Sir David Nicholson

Yesterday two NHS nurses were struck off the UK nursing register for bringing their profession into serious disrepute.  One of the features of this case was the falsifying of records so that ‘performance targets’ could be met. 

The NHS has been trying to copy ‘lean’ for some years (as has every manufacturing business in the world) but it has always been very obvious, to anyone who has read Deming’s work, that the culture has to be right first. The architects of the NHS have created a performance metrics monster that will have Deming, the guru’s guru of total quality management, turning in his grave.  The fate of these two nurses is symptomatic of everything that is wrong, not only in the NHS, but the whole area of performance measurement and management.

Deming’s ’14 Principles’  include, at number 10: –

“Eliminate slogans, exhortations and targets for the workforce asking for zero defects and new levels of productivity. Such exhortations only create adversarial relationships, as the bulk of the causes of low quality and low productivity belong to the system and thus lie beyond the power of the workforce.”

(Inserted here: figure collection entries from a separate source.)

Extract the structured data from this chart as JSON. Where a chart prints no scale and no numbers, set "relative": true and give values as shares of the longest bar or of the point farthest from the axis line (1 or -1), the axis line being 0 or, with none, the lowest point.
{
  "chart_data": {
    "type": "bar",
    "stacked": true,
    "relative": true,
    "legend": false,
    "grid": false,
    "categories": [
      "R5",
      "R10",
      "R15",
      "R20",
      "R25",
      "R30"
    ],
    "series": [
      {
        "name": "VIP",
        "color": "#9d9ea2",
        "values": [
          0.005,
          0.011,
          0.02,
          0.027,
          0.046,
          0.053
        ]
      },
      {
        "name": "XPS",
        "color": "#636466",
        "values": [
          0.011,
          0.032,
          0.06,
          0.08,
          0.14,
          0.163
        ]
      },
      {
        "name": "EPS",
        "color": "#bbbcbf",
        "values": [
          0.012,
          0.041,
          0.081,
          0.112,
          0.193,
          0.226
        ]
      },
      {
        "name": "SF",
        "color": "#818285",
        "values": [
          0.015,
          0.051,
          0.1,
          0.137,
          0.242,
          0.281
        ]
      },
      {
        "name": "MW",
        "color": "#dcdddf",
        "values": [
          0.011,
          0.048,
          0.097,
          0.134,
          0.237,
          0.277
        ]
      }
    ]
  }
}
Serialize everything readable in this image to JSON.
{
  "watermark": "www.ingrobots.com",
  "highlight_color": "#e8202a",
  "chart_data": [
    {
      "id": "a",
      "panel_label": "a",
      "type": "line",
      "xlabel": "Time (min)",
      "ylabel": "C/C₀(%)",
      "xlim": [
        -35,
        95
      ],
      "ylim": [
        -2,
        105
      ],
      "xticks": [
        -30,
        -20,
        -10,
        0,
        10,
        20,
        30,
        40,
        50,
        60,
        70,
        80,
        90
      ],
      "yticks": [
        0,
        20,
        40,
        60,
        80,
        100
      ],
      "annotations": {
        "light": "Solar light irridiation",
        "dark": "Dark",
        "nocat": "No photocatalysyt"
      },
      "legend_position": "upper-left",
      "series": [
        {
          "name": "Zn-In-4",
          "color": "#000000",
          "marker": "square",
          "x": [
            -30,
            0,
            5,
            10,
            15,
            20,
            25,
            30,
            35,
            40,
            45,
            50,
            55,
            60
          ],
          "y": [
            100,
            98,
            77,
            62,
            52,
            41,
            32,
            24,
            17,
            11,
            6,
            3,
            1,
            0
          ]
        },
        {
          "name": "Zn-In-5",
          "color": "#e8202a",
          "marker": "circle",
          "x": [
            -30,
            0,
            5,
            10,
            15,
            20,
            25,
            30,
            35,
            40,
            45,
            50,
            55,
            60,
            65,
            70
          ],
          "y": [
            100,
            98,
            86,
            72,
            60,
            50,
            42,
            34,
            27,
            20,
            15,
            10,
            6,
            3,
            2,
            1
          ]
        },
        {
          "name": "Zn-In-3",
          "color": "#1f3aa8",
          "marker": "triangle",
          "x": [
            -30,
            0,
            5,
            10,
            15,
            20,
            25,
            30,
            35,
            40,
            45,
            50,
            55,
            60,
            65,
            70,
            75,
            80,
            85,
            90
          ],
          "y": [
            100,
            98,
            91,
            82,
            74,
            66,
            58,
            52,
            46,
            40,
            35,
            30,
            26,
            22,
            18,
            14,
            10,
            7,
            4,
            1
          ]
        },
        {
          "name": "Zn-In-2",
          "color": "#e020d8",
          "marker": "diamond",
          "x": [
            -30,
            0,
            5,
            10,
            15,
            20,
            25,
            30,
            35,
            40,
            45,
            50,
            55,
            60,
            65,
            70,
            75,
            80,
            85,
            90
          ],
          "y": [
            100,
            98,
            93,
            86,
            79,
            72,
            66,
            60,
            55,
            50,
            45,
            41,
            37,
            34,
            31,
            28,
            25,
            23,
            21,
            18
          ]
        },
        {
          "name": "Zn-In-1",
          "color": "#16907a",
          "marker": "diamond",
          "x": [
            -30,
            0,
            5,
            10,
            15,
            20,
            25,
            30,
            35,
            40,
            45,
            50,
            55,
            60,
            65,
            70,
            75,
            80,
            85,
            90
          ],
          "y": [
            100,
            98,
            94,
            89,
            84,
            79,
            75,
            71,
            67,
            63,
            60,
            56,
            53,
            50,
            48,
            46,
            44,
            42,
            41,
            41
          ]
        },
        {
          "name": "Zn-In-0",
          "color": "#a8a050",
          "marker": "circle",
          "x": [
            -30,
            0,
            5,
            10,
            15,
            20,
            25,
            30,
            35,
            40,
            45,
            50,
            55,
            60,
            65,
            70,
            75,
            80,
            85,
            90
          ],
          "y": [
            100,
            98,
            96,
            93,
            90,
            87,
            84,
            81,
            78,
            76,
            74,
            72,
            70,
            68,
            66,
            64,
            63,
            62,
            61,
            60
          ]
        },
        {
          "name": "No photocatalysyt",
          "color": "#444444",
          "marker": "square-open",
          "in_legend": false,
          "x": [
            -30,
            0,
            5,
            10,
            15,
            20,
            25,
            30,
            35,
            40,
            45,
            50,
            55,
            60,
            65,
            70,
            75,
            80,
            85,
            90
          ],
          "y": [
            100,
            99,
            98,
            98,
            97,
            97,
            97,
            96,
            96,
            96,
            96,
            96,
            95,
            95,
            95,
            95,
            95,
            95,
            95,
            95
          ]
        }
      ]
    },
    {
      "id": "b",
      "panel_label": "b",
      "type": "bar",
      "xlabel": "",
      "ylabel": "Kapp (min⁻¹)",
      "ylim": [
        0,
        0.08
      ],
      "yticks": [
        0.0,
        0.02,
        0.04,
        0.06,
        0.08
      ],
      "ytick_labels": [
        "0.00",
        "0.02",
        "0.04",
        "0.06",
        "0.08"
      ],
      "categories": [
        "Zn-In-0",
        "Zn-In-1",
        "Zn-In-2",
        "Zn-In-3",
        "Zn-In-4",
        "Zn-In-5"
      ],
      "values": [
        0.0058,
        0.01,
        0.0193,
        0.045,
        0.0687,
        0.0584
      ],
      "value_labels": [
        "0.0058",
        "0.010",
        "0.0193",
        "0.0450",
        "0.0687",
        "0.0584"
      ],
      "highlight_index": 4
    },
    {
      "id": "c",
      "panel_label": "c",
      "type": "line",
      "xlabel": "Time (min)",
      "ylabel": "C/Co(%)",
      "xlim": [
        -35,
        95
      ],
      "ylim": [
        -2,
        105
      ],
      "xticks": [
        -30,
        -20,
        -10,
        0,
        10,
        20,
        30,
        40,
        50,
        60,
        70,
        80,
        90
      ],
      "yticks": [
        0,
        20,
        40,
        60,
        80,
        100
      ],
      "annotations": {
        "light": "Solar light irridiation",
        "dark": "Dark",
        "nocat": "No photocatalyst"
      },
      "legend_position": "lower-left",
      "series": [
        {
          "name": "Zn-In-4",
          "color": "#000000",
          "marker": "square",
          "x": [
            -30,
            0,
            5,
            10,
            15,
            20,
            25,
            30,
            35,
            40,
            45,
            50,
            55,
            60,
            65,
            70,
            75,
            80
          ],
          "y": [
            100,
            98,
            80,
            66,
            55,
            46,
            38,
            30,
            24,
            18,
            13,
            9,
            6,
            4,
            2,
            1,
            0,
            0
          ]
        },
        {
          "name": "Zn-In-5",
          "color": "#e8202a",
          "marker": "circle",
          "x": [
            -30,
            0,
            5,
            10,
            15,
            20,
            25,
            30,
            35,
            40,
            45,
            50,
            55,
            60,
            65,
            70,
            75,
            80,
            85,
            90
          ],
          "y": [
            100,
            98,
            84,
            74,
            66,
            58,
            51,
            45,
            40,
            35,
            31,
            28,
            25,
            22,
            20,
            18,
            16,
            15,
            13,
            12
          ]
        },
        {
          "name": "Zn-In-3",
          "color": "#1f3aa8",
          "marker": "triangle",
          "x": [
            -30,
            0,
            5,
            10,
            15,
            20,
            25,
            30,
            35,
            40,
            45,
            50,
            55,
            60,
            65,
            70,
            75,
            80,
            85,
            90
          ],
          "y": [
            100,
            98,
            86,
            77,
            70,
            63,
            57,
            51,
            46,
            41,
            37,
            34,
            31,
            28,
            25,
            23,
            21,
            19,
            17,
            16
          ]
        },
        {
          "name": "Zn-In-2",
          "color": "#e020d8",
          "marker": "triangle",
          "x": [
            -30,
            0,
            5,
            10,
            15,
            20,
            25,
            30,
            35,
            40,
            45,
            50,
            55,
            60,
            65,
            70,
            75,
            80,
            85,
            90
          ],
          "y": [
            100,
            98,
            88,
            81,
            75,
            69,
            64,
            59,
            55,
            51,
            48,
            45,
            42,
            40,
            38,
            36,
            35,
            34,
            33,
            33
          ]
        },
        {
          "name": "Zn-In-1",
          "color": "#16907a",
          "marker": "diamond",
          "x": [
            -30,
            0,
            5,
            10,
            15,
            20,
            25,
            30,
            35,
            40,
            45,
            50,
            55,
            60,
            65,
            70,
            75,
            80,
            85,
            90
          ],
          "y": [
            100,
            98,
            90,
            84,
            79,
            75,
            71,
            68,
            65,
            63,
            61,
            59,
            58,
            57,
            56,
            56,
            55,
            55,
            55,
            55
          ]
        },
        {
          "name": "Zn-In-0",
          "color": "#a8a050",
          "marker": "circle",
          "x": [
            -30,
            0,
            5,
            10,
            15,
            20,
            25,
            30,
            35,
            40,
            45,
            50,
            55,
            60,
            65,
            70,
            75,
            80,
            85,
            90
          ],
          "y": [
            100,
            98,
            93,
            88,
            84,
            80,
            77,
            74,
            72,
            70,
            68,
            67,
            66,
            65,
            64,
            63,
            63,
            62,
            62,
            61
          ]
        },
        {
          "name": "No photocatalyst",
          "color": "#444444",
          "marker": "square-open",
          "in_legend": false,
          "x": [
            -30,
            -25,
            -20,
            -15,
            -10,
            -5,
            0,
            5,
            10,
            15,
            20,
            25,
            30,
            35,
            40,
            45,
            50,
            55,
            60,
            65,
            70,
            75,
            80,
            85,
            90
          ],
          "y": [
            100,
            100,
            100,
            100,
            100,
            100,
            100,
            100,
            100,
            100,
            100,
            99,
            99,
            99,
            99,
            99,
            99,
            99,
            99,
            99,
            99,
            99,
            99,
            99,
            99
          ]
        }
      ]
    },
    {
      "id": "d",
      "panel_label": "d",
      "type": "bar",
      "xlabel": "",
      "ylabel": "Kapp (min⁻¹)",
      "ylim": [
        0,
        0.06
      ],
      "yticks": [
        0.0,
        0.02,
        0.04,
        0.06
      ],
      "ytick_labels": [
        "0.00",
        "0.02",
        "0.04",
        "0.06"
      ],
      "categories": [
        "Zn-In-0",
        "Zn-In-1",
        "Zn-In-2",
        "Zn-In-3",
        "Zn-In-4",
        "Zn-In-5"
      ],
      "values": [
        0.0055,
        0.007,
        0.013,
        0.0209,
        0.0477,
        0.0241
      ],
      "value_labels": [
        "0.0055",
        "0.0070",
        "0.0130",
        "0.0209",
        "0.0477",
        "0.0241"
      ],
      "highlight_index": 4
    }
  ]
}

These nurses are part of the NHS management ‘system’.  The inverted commas signify that there is no management system in the NHS. An effective system would already be delivering the organization’s purpose – the best patient care at the best possible cost – that is the definition of value.  The NHS’s perverted ‘performance management system’, based on meaningless targets, produces perverse incentives and perverse behaviour.  Whether these two nurses are guilty or not, it is unlikely they became qualified nurses to fiddle figures.  So what did the NHS do to them?  If the NHS cannot care for its own staff (all 1.3 million of them) it is unlikely to be able to provide the best care for its patients.

The managers at the top of the NHS must take responsibility for the system they design: therefore they must be the root cause of catastrophes such as Mid Staffs. The other group primarily responsible are all the former politicians (now long gone) who became Health Secretaries and made the NHS a political football rather than a beacon of excellence. Neither executives nor politicians can be struck off (even when found guilty) because they do not belong to a recognized professional body where Deming’s teaching is mandatory.  Another group who have played their own part in this on-going fiasco are the HR professionals who should know better but recent, high profile, experiences suggest otherwise.

MI is the professional body that really understands how whole systems work, at a very profound level, and how intelligent use of value measures can bring out the best values in people. MI is dedicated to developing the next generation of executives and general managers, and HR professionals, who will have to become consummate people managers. Professional managers will have Deming’s 14 Principles tattooed on their foreheads; just so ordinary employees will know who to turn to when they are feeling pressurized to do things they would not naturally choose to do.